Inspecting hail damage. AP Photo/The Dallas Morning News, Nathan Hunsinger

Insured losses from the massive hailstorm that struck the Dallas area on Wednesday could reach as much as $2 billion, making it one of the most costly storms of its type in U.S. history, an insurance organization said on Friday.

The Southwestern Insurance Information Service (SIIS), a trade group that speaks for property insurers in Texas and Oklahoma, said members have already classified the storm as catastrophic.

The storms were the worst in the area in at least nine years, the National Weather Service said this week. Baseball-sized hailstones smashed everything from car windshields to a theater marquee, though no serious injuries were reported.

If the SIIS forecast is right, it could be one of the United States’ worst storm losses, excluding hurricanes.

According to the Insurance Information Institute, over the 20 years ending in 2010, total hail, wind and flood losses nationwide were just $14 billion.

“Based upon the claims filed within the past 36 hours, this storm could reach $1.5 to 2 billion in insured losses. This is preliminary and we are hopeful that the damage estimates fall short of what we are predicting,” SIIS President Sandra Helin said in a statement.

State Farm, the largest property insurer in Texas with more than a quarter of the market, said that as of mid-day Friday it had about 8,000 auto insurance claims and just over 3,000 homeowners’ claims from the Dallas storm.

USAA, the military-focused insurer that is the fourth-largest property underwriter in Texas, said it had received some 4,000 home and auto claims.

From shattered windshields and sunroofs to damaged roofs and battered signs, the aftermath of the vicious hailstorms will reverberate through Dallas for months to come.

“We’ve got more people in our lobby than we can handle,” Shawn Pedersen, a service adviser for a Service King auto repair shop in Dallas said on Friday. “There are no rental cars anywhere to be found in the Dallas area.”

The hail began in Dallas about 6 p.m. as many commuters were heading home during the evening rush. Drivers attempted to maneuver under overpasses and beneath trees and building canopies to avoid the onslaught.

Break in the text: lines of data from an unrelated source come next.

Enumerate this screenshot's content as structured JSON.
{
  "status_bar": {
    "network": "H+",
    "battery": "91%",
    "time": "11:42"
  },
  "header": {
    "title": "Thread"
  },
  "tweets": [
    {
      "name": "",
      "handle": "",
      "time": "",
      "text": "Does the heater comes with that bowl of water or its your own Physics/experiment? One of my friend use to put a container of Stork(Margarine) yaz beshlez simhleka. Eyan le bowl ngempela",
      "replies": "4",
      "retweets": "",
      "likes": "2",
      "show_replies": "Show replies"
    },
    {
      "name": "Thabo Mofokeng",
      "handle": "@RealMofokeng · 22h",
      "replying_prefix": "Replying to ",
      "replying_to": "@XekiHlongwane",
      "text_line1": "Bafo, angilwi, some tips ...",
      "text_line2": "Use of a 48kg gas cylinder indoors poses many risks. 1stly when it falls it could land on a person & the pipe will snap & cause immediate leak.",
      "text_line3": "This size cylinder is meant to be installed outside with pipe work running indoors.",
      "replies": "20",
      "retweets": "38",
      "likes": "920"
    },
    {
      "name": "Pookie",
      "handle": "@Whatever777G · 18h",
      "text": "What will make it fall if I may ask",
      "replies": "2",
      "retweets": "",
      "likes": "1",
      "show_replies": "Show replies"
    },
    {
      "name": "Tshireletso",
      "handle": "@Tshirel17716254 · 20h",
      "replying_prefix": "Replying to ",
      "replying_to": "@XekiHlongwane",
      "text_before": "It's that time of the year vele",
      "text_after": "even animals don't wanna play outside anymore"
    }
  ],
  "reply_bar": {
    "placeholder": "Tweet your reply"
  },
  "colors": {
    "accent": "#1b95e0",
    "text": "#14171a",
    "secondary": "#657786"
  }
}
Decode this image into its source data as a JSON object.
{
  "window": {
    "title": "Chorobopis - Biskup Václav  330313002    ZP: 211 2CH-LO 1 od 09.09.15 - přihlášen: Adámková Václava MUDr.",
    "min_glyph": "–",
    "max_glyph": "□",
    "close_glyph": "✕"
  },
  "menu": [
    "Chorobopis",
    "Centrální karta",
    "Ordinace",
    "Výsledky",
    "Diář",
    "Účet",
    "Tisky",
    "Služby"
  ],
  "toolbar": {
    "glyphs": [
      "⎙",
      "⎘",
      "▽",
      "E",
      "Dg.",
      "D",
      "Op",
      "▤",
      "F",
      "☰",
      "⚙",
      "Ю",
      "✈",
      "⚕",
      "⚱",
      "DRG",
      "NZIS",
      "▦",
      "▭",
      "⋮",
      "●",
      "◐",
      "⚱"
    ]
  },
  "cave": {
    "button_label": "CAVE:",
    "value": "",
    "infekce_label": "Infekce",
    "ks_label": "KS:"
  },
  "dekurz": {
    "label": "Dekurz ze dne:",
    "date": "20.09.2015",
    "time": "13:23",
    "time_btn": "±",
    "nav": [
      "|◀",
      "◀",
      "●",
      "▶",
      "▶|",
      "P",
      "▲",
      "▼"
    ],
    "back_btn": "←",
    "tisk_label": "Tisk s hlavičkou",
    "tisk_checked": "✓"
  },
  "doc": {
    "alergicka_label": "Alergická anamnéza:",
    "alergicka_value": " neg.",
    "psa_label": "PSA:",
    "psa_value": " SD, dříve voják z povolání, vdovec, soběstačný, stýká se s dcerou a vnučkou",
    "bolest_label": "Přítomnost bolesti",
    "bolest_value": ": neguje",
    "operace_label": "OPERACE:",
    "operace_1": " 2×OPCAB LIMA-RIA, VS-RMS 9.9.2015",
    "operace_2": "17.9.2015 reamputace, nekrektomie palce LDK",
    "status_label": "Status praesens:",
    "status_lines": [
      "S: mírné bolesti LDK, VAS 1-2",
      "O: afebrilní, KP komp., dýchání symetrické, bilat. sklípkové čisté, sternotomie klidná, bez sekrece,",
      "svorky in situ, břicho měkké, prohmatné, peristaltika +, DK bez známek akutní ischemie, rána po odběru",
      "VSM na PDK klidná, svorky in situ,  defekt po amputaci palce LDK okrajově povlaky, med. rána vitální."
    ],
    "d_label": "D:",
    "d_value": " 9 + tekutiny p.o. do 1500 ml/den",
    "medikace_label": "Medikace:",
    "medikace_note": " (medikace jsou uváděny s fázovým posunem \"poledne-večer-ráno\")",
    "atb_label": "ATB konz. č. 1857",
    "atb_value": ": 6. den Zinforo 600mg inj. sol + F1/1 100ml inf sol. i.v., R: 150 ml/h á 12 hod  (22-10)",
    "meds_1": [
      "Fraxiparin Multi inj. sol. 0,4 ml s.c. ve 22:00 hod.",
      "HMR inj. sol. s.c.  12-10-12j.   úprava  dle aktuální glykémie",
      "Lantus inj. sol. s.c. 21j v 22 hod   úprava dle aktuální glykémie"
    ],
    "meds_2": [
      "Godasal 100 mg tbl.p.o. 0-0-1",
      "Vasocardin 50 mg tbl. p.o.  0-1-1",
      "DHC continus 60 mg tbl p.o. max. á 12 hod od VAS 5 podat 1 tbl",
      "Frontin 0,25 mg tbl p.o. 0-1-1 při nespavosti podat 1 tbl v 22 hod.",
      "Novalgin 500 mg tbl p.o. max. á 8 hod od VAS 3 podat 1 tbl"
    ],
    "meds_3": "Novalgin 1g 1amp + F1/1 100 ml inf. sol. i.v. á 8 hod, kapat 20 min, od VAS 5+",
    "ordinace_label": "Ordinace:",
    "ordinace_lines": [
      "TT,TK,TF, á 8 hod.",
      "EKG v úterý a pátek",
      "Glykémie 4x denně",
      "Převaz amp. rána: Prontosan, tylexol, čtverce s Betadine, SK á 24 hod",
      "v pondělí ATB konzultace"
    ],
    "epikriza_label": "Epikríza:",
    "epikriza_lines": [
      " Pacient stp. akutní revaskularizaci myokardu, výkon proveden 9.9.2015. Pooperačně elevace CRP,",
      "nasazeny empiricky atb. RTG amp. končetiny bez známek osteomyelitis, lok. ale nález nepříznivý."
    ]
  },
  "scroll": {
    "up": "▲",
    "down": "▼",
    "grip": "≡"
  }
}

Larry Davidson, who was watching the storm from his second-story hair salon in the hard-hit Lakewood area a few miles east of downtown Dallas, said he and two clients saw their cars severely battered and dented by the densest blanket of hail they had ever seen.

“At one point, I tried to open the back door to the salon to see the back parking lot but the hail was so deep, I couldn’t push the door open,” he said.

Nakita Johnson stopped her car in the Lakewood area and suffered a cut on her head as she ran to a nearby home to take cover, according to the office of her husband, state Representative Eric Johnson.